Once upon a time…
What are you in the mood for? Something to make you laugh, smile or cry perhaps (I’ll try to avoid the latter)? Something with a moral takeaway? These days, storytelling isn’t just about entertainment – it’s a strategic priority for brands that want to emotionally engage with their consumers.
Our clients are always asking us to help them tell a story – to optimise brand engagement and to better connect with their audience. And for good reason…
Just consider the last campaign you told a friend or colleague about. I bet it was one that struck a chord with you on some level – be it a character you felt a connection with or a scenario you could relate to. Stories – big and small, happy and sad – are one of the most powerful and compelling tools used to drive brand loyalty. As Fast Company recently noted, it's a scientific fact that we all love a good story.
A novel approach
Who didn’t wipe away a tear (or two) after watching the 2011 John Lewis Christmas ad (which still can’t be beaten in my opinion)? Or what about Virgin Atlantic’s "Flying in the Face of Ordinary" ad that showcased employees who go above and beyond to deliver exceptional customer experiences, every day?
While both of these examples are a few years old now, the timeless theme of storytelling continues as more and more brands realise that spinning a good yarn – and making it customer-centric, relevant and, above all, personal – is crucial in developing their identity and getting their message across.
Show and tell
So what’s the key to successful storytelling? Who does it really well? Apple, Cadbury and Walkers came out on top last summer according to a poll commissioned by Aesop. For me, this year’s clear winner is Cadbury. The company’s “Free The Joy” campaign kicked off back in January with a Logistics Manager being put on hold and lip-syncing to Baccara’s Yes Sir, I Can Boogie – and now they’ve gone and got James Corden involved (the happiest face ever). By showing how their products turn everyday scenarios into spontaneous moments of joy, they connect with their audience and really bring the brand experience to life (after all, who doesn’t break into song when Dairy Milk is involved?).
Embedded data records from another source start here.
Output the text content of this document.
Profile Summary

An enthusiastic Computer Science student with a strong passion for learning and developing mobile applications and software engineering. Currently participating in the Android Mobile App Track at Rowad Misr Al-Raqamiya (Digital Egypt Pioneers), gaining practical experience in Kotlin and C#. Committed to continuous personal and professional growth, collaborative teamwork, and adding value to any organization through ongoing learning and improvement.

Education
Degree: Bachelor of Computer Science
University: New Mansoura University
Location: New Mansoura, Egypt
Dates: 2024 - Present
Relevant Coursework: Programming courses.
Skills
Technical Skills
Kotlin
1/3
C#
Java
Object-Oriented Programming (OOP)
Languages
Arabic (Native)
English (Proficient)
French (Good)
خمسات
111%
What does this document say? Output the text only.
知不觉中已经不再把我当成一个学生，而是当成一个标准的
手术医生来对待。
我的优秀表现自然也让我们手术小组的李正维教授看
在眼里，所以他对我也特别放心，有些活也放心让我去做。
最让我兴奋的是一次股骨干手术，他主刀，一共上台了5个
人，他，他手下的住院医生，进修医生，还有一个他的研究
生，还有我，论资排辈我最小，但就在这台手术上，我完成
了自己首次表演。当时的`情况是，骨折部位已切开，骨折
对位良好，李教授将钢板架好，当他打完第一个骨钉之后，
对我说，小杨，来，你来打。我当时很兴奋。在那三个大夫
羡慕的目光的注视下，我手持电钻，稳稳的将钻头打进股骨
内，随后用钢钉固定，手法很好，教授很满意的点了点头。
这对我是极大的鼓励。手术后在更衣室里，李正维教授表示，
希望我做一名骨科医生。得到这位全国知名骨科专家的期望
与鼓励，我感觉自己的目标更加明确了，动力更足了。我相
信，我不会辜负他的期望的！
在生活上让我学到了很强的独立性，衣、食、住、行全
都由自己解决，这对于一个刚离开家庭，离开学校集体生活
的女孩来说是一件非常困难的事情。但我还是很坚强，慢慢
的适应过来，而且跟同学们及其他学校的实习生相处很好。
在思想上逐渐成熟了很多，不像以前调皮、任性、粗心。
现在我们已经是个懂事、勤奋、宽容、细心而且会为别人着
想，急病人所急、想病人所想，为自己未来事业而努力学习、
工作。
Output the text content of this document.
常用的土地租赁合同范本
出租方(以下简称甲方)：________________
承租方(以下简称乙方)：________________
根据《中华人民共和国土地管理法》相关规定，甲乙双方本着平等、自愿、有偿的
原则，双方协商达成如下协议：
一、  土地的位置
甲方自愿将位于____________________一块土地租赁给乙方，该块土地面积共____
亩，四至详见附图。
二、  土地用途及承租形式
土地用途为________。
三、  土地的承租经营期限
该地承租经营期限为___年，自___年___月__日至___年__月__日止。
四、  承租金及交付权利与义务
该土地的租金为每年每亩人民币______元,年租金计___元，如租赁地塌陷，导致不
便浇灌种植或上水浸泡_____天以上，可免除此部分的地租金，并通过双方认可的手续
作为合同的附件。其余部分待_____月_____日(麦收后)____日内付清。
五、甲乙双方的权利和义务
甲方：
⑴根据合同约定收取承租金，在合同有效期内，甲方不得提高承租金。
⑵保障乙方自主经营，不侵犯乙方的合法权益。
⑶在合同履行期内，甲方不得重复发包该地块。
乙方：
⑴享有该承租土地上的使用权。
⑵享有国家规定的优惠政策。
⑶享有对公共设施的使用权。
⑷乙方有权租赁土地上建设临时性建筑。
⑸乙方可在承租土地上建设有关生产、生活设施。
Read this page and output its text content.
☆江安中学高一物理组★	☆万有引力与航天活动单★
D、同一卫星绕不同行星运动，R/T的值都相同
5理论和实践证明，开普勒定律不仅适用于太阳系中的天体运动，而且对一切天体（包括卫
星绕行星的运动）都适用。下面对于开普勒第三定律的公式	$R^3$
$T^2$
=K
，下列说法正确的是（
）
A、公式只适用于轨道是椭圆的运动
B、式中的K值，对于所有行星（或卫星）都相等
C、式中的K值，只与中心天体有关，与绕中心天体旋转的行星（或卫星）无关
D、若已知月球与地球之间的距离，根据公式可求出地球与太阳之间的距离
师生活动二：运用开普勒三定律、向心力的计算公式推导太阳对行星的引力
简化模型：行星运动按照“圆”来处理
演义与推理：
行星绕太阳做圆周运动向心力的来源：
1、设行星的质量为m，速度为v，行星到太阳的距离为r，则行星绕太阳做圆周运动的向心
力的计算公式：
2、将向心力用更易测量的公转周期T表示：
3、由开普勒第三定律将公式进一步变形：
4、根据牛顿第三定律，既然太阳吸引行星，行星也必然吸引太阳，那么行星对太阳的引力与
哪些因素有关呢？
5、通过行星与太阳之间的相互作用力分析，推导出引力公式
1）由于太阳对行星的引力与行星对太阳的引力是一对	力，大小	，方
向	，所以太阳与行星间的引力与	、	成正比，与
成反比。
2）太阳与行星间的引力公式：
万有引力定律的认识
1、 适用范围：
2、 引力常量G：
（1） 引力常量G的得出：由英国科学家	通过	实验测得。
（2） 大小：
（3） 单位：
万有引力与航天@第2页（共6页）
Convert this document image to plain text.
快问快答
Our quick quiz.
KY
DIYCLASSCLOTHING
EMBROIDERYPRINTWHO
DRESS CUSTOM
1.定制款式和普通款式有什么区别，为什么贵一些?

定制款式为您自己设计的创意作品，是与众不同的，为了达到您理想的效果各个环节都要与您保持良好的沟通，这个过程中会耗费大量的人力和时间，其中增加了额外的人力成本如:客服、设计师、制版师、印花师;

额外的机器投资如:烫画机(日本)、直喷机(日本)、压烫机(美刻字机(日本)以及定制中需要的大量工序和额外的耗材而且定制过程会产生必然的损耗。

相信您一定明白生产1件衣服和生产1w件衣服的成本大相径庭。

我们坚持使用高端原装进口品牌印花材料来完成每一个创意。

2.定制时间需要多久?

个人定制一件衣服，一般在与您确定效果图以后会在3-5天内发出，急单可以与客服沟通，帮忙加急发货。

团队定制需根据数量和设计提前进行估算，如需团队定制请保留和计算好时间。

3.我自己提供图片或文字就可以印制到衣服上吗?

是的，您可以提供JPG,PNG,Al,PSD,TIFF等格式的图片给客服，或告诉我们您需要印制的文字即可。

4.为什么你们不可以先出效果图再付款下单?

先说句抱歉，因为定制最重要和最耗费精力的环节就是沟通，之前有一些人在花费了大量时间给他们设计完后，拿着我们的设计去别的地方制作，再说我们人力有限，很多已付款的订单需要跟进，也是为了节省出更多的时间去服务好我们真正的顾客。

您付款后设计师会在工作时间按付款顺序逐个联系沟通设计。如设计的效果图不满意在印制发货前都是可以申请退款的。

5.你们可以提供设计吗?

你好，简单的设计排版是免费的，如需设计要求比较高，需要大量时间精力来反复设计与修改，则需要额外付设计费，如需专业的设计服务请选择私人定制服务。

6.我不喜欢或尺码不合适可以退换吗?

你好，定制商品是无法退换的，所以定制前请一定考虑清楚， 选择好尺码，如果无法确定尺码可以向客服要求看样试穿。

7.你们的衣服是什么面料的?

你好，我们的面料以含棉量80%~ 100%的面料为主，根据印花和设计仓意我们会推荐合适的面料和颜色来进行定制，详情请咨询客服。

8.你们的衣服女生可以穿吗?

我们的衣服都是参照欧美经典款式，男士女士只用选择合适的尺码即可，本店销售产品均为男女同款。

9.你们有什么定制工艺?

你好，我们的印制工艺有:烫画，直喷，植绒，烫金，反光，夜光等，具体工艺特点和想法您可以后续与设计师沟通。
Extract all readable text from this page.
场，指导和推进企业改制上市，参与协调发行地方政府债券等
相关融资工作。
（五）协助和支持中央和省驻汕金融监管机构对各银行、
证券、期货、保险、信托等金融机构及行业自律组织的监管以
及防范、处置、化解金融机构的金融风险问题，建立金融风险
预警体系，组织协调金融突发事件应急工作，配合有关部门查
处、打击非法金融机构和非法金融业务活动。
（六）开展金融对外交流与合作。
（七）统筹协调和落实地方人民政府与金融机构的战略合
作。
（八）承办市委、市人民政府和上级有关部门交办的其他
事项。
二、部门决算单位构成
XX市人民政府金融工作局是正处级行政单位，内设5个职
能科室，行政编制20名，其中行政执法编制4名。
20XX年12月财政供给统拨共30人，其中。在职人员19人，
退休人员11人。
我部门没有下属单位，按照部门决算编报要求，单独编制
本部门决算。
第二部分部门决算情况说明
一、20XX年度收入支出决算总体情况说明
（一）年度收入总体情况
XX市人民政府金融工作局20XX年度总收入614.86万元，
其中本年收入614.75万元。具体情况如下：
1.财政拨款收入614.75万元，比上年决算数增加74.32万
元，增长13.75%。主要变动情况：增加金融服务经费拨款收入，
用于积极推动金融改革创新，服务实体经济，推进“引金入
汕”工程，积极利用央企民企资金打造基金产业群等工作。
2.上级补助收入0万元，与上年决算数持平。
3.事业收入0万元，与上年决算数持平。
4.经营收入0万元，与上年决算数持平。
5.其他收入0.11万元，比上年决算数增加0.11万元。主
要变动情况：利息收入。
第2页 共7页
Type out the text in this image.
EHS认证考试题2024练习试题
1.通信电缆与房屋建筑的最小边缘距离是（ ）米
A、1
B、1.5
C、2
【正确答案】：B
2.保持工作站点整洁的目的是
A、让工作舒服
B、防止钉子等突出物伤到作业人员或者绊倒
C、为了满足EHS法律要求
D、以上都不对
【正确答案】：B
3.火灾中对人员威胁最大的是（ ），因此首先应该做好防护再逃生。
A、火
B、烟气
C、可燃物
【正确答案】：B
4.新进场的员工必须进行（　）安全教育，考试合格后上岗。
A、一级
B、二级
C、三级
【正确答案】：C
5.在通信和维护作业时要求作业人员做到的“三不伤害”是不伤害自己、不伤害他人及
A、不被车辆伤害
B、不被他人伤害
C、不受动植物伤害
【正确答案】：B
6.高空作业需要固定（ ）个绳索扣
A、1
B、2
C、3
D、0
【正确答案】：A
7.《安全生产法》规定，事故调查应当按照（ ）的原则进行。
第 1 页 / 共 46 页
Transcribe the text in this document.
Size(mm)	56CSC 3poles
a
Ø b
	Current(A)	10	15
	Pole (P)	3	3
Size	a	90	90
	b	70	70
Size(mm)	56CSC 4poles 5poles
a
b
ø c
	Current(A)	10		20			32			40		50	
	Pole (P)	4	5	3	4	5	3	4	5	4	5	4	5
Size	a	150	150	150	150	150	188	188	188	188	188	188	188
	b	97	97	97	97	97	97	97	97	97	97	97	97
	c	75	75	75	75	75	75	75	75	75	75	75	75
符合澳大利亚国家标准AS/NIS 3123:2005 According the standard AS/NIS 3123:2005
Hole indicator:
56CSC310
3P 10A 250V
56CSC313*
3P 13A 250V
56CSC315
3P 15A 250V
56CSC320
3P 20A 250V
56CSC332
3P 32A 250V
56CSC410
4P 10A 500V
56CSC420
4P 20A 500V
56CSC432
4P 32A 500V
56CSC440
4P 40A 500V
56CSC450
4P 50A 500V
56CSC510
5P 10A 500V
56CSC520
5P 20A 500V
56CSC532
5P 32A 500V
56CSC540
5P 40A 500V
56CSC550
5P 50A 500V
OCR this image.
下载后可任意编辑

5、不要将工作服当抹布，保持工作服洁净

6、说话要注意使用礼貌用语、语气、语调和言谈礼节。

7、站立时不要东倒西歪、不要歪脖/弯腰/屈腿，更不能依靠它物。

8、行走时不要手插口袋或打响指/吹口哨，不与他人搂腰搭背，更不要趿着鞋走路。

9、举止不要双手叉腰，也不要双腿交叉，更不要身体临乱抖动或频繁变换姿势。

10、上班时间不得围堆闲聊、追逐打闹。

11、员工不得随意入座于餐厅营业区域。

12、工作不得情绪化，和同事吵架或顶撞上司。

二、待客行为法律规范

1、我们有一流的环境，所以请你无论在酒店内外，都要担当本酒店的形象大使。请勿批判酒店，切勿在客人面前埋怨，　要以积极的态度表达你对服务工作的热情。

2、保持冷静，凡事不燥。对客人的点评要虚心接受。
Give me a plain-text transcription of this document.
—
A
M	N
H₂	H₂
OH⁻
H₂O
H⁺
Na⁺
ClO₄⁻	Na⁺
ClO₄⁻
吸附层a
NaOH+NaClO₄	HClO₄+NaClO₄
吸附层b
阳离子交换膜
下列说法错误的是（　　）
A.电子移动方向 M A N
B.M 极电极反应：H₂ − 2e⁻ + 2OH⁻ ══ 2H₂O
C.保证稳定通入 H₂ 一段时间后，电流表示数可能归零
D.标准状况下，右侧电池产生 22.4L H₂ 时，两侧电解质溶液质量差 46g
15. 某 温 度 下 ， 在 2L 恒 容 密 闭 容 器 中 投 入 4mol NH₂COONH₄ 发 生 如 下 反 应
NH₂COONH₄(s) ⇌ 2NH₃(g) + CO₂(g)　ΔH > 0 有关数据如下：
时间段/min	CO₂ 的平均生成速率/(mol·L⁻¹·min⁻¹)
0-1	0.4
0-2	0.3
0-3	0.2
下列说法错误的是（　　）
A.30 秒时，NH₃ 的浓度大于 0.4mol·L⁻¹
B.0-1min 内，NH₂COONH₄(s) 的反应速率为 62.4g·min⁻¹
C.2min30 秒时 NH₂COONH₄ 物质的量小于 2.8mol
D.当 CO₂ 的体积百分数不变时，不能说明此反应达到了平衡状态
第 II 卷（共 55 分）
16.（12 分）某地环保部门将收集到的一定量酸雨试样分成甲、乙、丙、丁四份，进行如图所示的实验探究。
“Showing” is seemingly what it’s all about. Don’t just “tell” the story. Characters are key (need I mention meerkats?) to conveying drama, emotion and, ultimately, brand personality. Bassett’s cleverly uses its packaging to explain how Liquorice Allsorts were invented after a salesman accidentally dropped a tray of samples in 1899. And design itself can be used to inspire a narrative – to turn inanimate objects into personalities capable of evoking the most surprising emotions. Like Aether’s “thinking” Wi-Fi Cone speaker, which certainly captured the imagination of the team at The Telegraph last week…
It would seem that great storytelling really does take all sorts.